第十章(第5/8页)
“这一阵老是到医院探病,现在轮到自己了。”
两人在急诊病房观察一夜,病床紧挨着,睡不着,有一搭没一搭地聊天。因有了刚才同生共死的交情,靠得又近,话题便也更亲密些。陶无忌想听“上海1号”的事,便让赵辉聊些细节:“大家都说,这是S行几年来最漂亮的一个case。”赵辉笑笑,说无非是胆子大些,别人不敢投,自己冲在前面:“人人都想赚钱,又怕蚀本,天底下哪有面面俱到的事?我这人,别人只当我稳重,其实我骨子里野豁豁得很,认准一件事,死活都要干成。”陶无忌笑了笑。“其实,还有个原因,”赵辉说到这里,停顿一下,似在犹豫该不该对这孩子吐露,“我爱人,是土生土长的浦东人,她在陆家嘴住到二十岁才拆迁搬走。花园石桥路1号——这是她家原来的门牌号,因为好听,我便一直记着。这么巧,刚刚好是‘上海1号’的位置。这块地拆了盖,盖了拆,建过菜场、超市、小学,现在竟然要建一幢全国最高的楼。我那天拿着‘上海1号’的效果图看,那么高的一幢楼,上面一半都在云里,就像《西游记》里的天宫。她要是还活着,不知会感慨成什么样。她对浦东有感情。我时常想,这幢楼再怎么高大上,脚下的土地始终是那一块,不会变的,是我爱人的家,也是我的家。我把‘上海1号’的项目做好,她泉下有知,必然也是欢喜的。你懂的,上了年纪,就会有些乱七八糟的傻念头冒出来,自己也控制不住。”瞥见陶无忌怔怔听着,笑了一下,“——也说说你的事吧。”

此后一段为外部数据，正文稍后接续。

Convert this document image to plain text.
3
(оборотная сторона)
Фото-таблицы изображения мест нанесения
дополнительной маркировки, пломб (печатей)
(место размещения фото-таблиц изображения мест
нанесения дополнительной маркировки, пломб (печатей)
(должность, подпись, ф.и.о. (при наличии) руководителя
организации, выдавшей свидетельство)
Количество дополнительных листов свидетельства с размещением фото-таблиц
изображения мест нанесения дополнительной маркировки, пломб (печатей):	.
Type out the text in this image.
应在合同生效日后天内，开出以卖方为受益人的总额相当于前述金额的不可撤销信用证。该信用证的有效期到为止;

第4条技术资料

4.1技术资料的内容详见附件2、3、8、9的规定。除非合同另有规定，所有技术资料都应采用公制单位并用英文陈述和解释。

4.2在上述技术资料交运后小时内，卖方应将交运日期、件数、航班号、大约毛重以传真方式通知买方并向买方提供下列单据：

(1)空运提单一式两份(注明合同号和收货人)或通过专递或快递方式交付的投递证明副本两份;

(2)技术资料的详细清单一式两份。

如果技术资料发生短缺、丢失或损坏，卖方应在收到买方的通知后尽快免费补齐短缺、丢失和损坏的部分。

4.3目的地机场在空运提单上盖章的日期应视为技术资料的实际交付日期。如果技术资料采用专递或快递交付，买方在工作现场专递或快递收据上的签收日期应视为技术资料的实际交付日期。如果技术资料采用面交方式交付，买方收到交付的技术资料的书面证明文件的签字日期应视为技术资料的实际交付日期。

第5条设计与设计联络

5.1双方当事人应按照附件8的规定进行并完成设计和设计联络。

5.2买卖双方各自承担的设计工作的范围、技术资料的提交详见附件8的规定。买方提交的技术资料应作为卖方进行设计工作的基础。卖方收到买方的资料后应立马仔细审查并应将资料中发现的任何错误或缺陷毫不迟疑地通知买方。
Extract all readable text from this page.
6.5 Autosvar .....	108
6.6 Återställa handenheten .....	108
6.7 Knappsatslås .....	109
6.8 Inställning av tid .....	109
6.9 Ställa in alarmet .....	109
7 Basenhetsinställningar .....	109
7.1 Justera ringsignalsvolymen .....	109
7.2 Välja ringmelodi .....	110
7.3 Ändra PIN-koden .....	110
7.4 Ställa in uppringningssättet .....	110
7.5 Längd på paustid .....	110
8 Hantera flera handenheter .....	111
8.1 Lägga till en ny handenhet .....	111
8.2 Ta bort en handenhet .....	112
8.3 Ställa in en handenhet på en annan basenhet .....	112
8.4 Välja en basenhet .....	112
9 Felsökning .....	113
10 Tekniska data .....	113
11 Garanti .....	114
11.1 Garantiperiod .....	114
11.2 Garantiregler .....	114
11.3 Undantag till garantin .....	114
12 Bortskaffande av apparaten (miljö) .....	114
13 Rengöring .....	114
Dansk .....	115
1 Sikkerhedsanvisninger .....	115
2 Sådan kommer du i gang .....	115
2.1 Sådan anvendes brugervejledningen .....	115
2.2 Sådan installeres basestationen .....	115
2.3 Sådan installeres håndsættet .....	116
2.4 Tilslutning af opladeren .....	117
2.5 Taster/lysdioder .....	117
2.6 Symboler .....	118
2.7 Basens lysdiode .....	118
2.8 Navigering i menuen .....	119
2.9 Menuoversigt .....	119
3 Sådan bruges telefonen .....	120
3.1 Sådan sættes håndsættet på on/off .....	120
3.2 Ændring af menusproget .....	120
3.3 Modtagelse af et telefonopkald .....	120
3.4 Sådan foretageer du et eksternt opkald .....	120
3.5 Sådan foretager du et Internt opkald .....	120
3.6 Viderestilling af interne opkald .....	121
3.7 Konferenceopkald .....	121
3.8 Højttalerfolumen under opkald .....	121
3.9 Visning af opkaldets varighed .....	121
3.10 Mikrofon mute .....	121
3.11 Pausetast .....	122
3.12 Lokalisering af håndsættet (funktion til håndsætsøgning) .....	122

陶无忌说起自己的家乡。小县城,不过几千户人家。青石铺就的路,小河浜,老柳树。冬暖夏凉。生活节奏缓慢。陶无忌说他父亲原先在县医院当会计,后来被人开后门挤掉铁饭碗,便在医院附近开了爿小文具店,兼职当账房先生。县城结婚流行请账房先生。拿张大红纸,男女两家分开,按亲疏远近,写下客人的名字,后面跟着各户的礼钱数目,钱和账要分文不差,最后交到双方家长手上。陶父人厚道,字写得漂亮,又当过会计,很适合干这个,时常被叫去,赚一封红包。但也不是没出过岔子。有一次,女方没交代清楚,把新娘的亲舅和表舅名字说反了。“娘舅大过天”,按理舅爷是要排在第一位的,这是风俗。陶父大笔一挥,错把表舅的名字写在首位。本来这也没什么,重写一份就是了。偏生那亲娘舅是个极蛮横的人,冲上来把红纸一抢,便撕个粉碎,还差点儿动手。陶父吓坏了,回来就说以后不干了。第二天,娘舅带着烟酒上门赔罪,说自己喝醉了,得罪先生了。陶父觉得他是个爽快人,一来一去,倒成了朋友。陶无忌和两个姐姐,从小到大吃过的喜酒,几个巴掌都数不过来。县城的喜宴多是露天席,搭个棚,从早吃到晚,哪里还安插不下两三个孩子?尤其陶无忌,念书好,方圆几里都有些名气的,跟在父亲后面,不用开口,人家便拉了他坐下,好饭好菜地招待。“秀才”,大家都这么叫他。及至考上大学,“秀才”变成“状元”。比起上海这样大城市里的人,老家的人倒似更看重学习。陶父一个人拉扯三个孩子,经济条件不好,但很受人尊敬。甚至陶无忌十几岁的时候,就有媒婆上门,说有女孩家想先把婚事订下,将来好就最好,若是不好,他们也没怨言的。还有愿意资助学费的,说将来婚事若是成了,就算嫁妆,不成就当借给孩子,不收利息。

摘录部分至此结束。